In 1982, Kim was called up to the South Korea national baseball team for the 1982 Amateur World Series (the predecessor to the Baseball World Cup), held in his home country. Kim led Team Korea to its first championship in the event, and was named to the tournament's All-Star team at shortstop.

=== Professional career ===
Kim was already 28 years old when the KBO League was formed in 1982. He was a speedy leadoff hitter for the MBC Cheongryong, winning the KBO League Golden Glove Award five times as the league's premier shortstop, from 1983 to 1986, and also in 1989. He led the league in stolen bases with 50 in 1985, and in runs scored in 1986 with 67.
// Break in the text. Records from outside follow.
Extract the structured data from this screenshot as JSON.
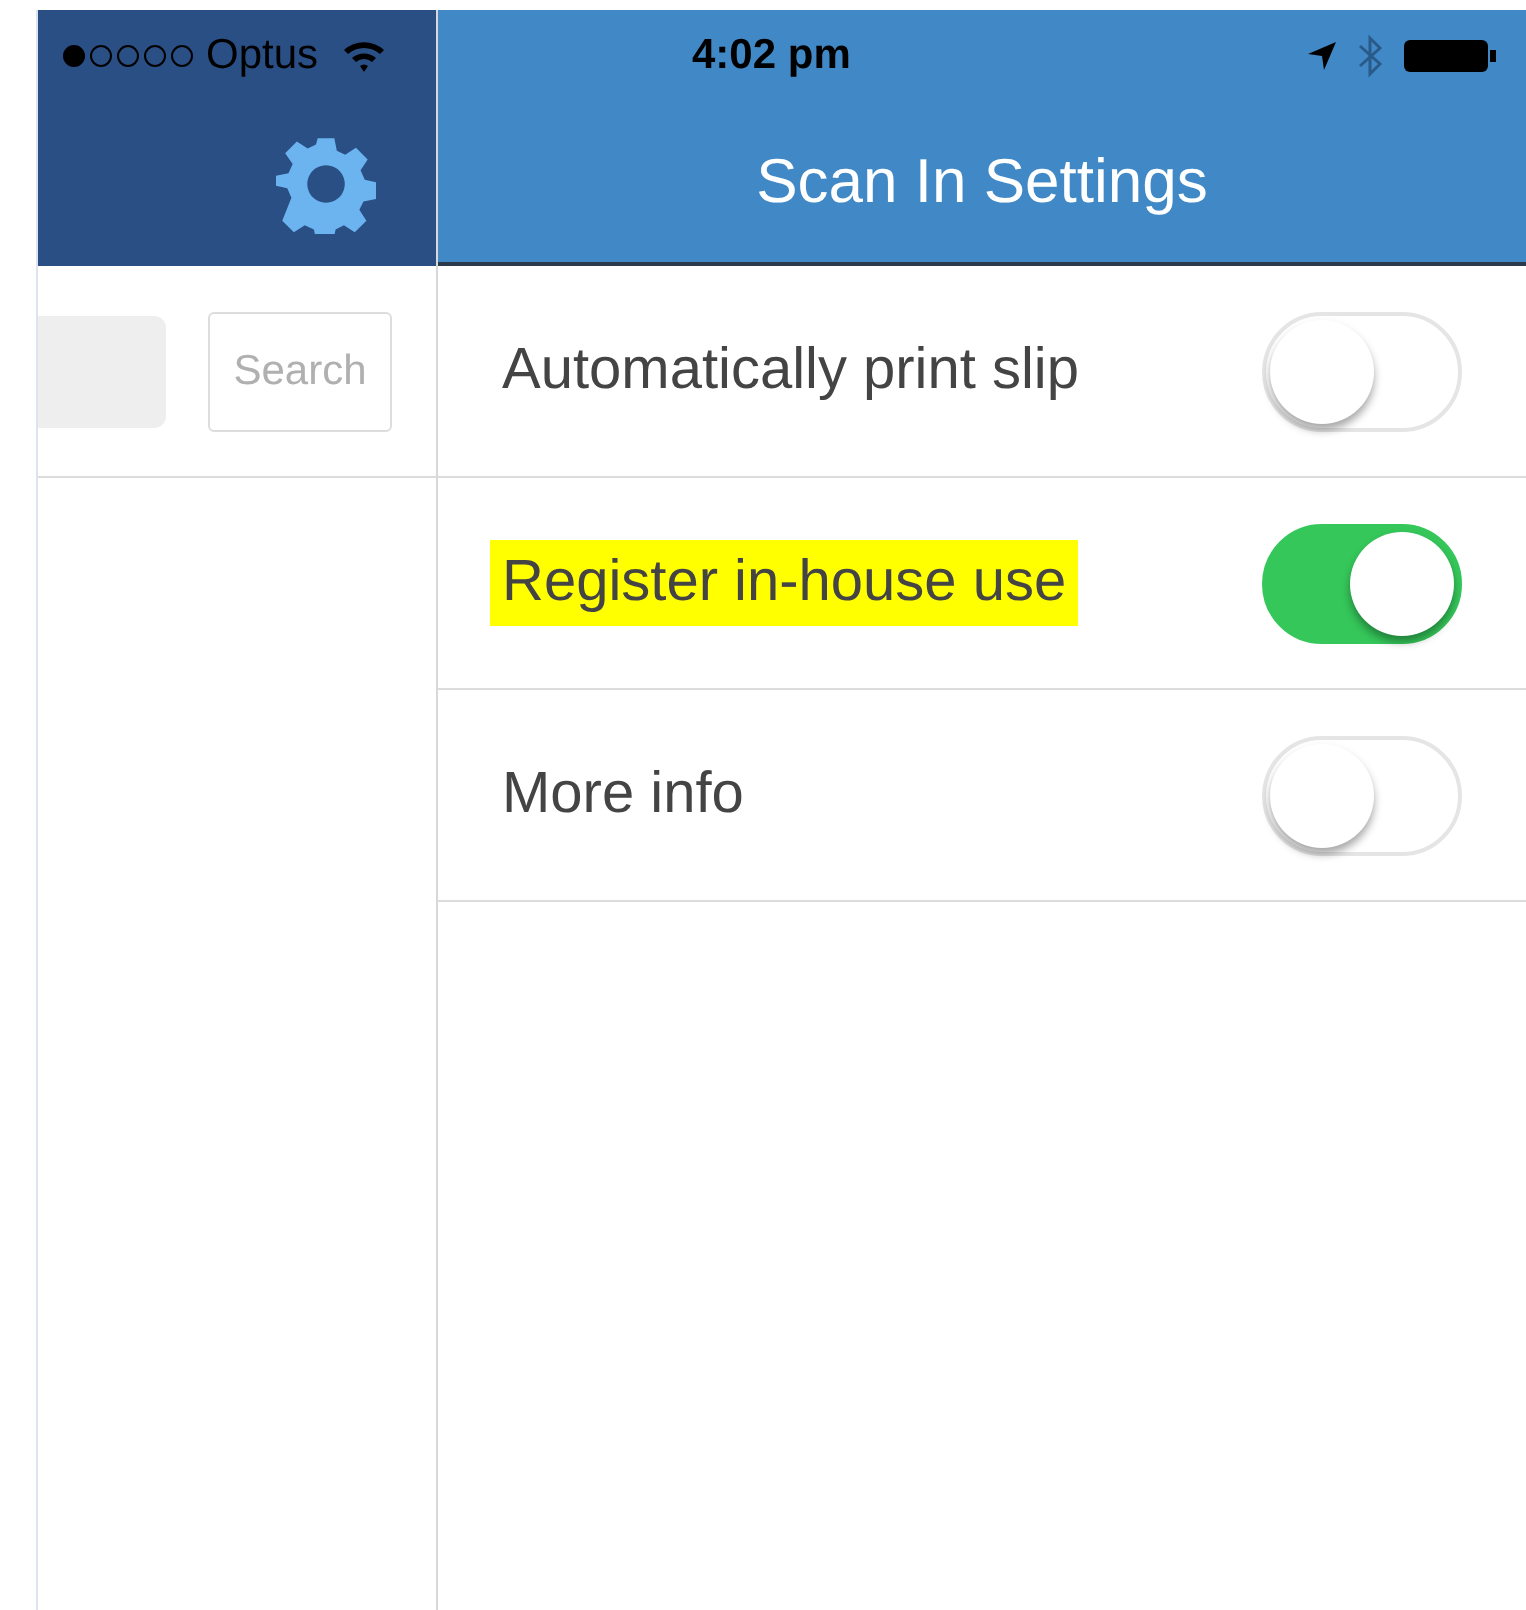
{
  "status_bar": {
    "carrier": "Optus",
    "time": "4:02 pm"
  },
  "sidebar": {
    "search_button": "Search"
  },
  "header": {
    "title": "Scan In Settings"
  },
  "settings": [
    {
      "label": "Automatically print slip",
      "on": false,
      "highlighted": false
    },
    {
      "label": "Register in-house use",
      "on": true,
      "highlighted": true
    },
    {
      "label": "More info",
      "on": false,
      "highlighted": false
    }
  ]
}
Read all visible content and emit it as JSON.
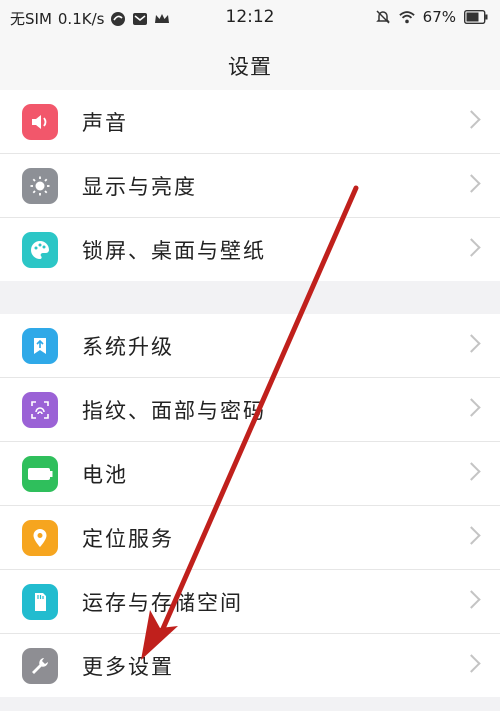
{
  "status_bar": {
    "carrier": "无SIM",
    "speed": "0.1K/s",
    "time": "12:12",
    "battery": "67%"
  },
  "nav": {
    "title": "设置"
  },
  "group1": [
    {
      "label": "声音",
      "icon": "speaker-icon",
      "color": "#f2576b"
    },
    {
      "label": "显示与亮度",
      "icon": "brightness-icon",
      "color": "#8d9096"
    },
    {
      "label": "锁屏、桌面与壁纸",
      "icon": "palette-icon",
      "color": "#2cc6c6"
    }
  ],
  "group2": [
    {
      "label": "系统升级",
      "icon": "system-update-icon",
      "color": "#2fa9e8"
    },
    {
      "label": "指纹、面部与密码",
      "icon": "fingerprint-icon",
      "color": "#9b62d6"
    },
    {
      "label": "电池",
      "icon": "battery-icon",
      "color": "#2fbf5c"
    },
    {
      "label": "定位服务",
      "icon": "location-icon",
      "color": "#f6a51f"
    },
    {
      "label": "运存与存储空间",
      "icon": "storage-icon",
      "color": "#22bccf"
    },
    {
      "label": "更多设置",
      "icon": "wrench-icon",
      "color": "#8e8e93"
    }
  ],
  "annotation": {
    "color": "#c0201c"
  }
}
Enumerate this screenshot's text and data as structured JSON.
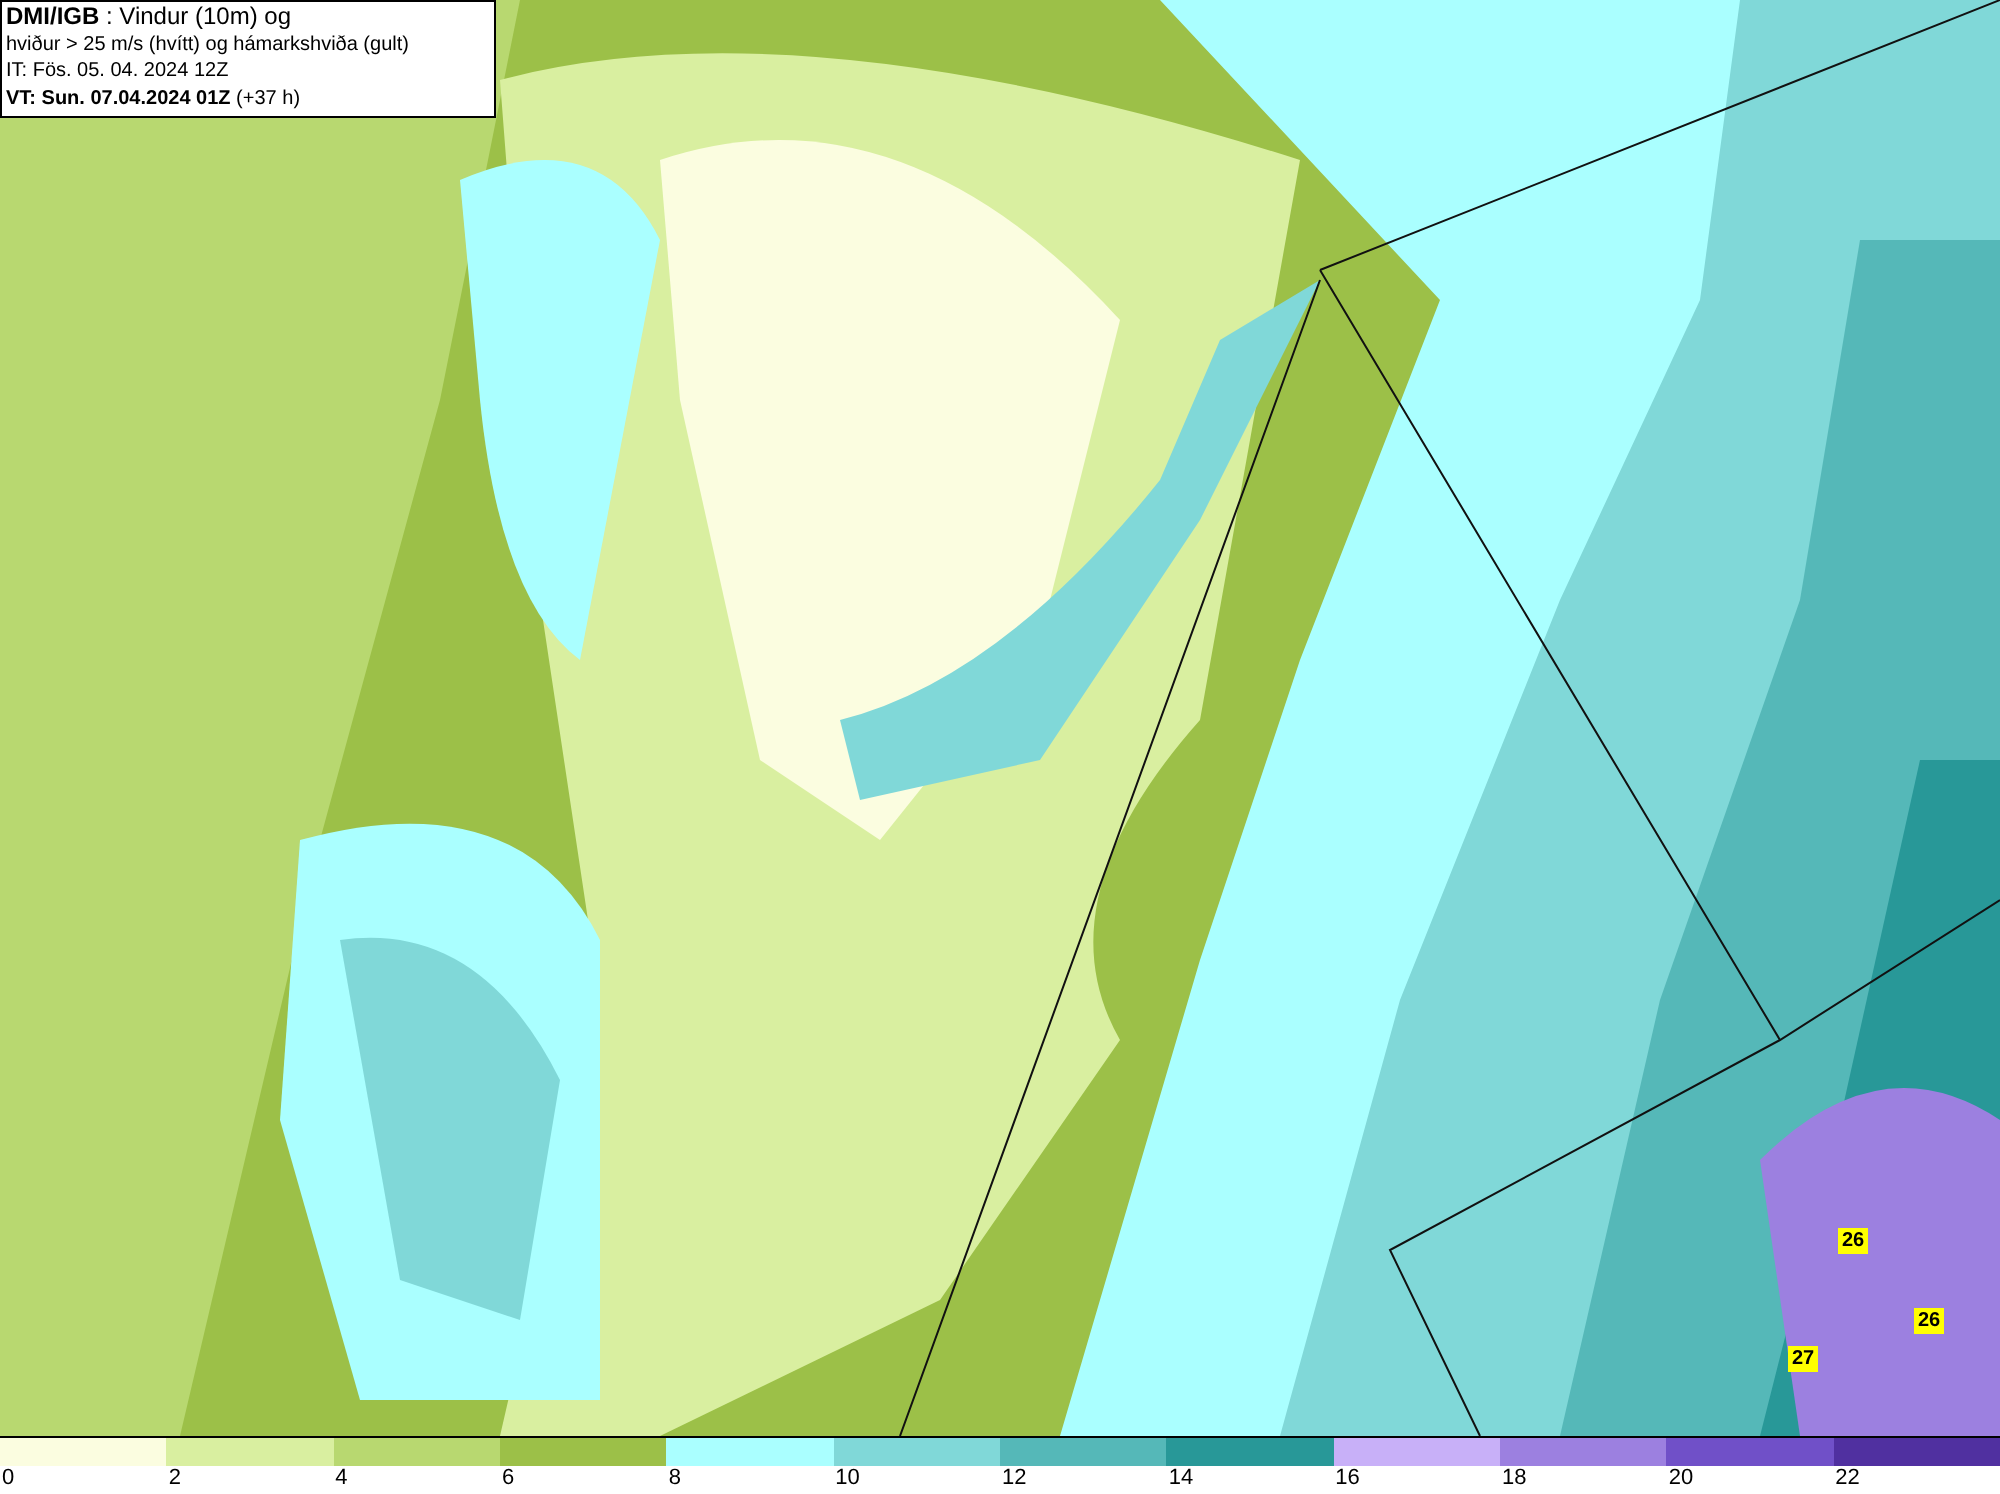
{
  "title_box": {
    "lines": [
      "**DMI/IGB** : Vindur (10m) og",
      "hviður > 25 m/s (hvítt) og hámarkshviða (gult)",
      "IT: Fös. 05. 04. 2024 12Z",
      "**VT: Sun. 07.04.2024 01Z** (+37 h)"
    ]
  },
  "gust_labels": [
    {
      "text": "26"
    },
    {
      "text": "26"
    },
    {
      "text": "27"
    }
  ],
  "legend": {
    "bins": [
      {
        "color": "#fbfde0"
      },
      {
        "color": "#d9efa0"
      },
      {
        "color": "#b8d870"
      },
      {
        "color": "#9cc048"
      },
      {
        "color": "#aaffff"
      },
      {
        "color": "#80d8d8"
      },
      {
        "color": "#55b8b8"
      },
      {
        "color": "#289898"
      },
      {
        "color": "#c8b0f8"
      },
      {
        "color": "#9c80e0"
      },
      {
        "color": "#7050c8"
      },
      {
        "color": "#5030a0"
      }
    ],
    "ticks": [
      "0",
      "2",
      "4",
      "6",
      "8",
      "10",
      "12",
      "14",
      "16",
      "18",
      "20",
      "22"
    ]
  }
}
In 1990, the Cheongryong became the LG Twins, and immediately won the Korean Series, with Kim as the starting shortstop. After a couple of down years for Kim, in 1990–1991, however, he was encouraged to retire by the Twins. After indicating he wished to continue playing, however, he was traded to the Pacific Dolphins in 1992. After another poor year, he retired after the '92 season.

Kim finished his career with 284 stolen bases.

== Managing career ==
After his retirement, Kim was immediately hired by the Dolphins as a senior coach, in which position he served from 1993 to 1995. In 1996, the franchise, now known as the Hyundai Unicorns, hired Kim as the team's manager. Kim led the Unicorns to the Korean Series in his first year, but the team lost the series to the Haitai Tigers. The Unicorns finished first in the KBO League in 1998, eventually winning the franchise's first championship. Kim's Unicorns team won the championship three more times, in 2000, 2003, and 2004.

Kim was a coach on the Gold Medal-winning South Korean national team at the 2002 Asian Games. He managed the South Korean national team which won a Bronze Medal in the 2006 Asian Games. Kim served as the hitting coach for the third-place South Korean team in the 2006 World Baseball Classic.

He left the Unicorns after the 2006 season for his original franchise, the LG Twins. At the time, his ₩1.55 billion contract was a record for a manager or coach. Kim managed the LG Twins from 2007 to 2009, but without the success he had with the Unicorns.